Despite the huge popularity of carbs, many diets and nutritionists suggest we should stop consuming them in such big quantities and, instead, focus on the right types of carbohydrates. It might be essential to reduce them if you want to lose weight, but they are still vital for a healthy well-being.
Carbs are good, but not in excess
The healthiest people are often those who consume large quantity of good carbs, namely fruits, vegetables, beans, and whole grains. Although it’s not recommended to overdo it, a pasta meal or sandwich during the day wouldn’t hurt anybody. However, it’s problematic if you eat excessive quantities of bad carbs.
Those which fit this category are processed carbs, such as white bread, pasta, rice, or cereals with plenty of added sugar. They lead to fluctuations in one’s glucose levels, which favorize weight gain, or might get the body more vulnerable to diabetes and heart disease. However, there’s one more problem with these nutrients.
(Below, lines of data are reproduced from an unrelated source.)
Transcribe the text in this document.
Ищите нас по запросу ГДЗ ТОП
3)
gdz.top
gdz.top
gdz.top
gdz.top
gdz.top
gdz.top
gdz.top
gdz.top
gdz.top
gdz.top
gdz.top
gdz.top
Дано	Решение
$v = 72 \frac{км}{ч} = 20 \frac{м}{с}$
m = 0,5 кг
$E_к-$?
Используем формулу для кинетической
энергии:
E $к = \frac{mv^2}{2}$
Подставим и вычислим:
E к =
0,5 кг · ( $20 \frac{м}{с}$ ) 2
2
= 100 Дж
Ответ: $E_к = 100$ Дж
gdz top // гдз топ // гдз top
Here’s how to stop craving these foods
Once we start eating bad carbs, we cannot help craving for more. This happens because these foods resemble sugar and, as soon as they are consumed, they are quickly broken down into glucose. Since blood sugar is so easily disturbed, the urge to eat something more is not related to taste, but rather to this physiological need to regulate blood sugar.
An excess of bad carbs overloads fat cells with energy. This means the brain remains unable to deal with the calorie intake and, when blood sugar goes down, it triggers cravings and feelings of hunger. However, the right diet can help you break these cravings.
First of all, starchy and sugary carbs need to go for a week. Instead, you can eat more fruits, vegetables, yogurts, salads, fish or chicken. Then, you can add some fatty foods, such as nuts and avocado, dairy, and even dark chocolate. After this week, you can gradually bring back the carbs, starting with the easier ones. As long as you eat a balanced diet, you should tackle weight gaining and metabolic problems better.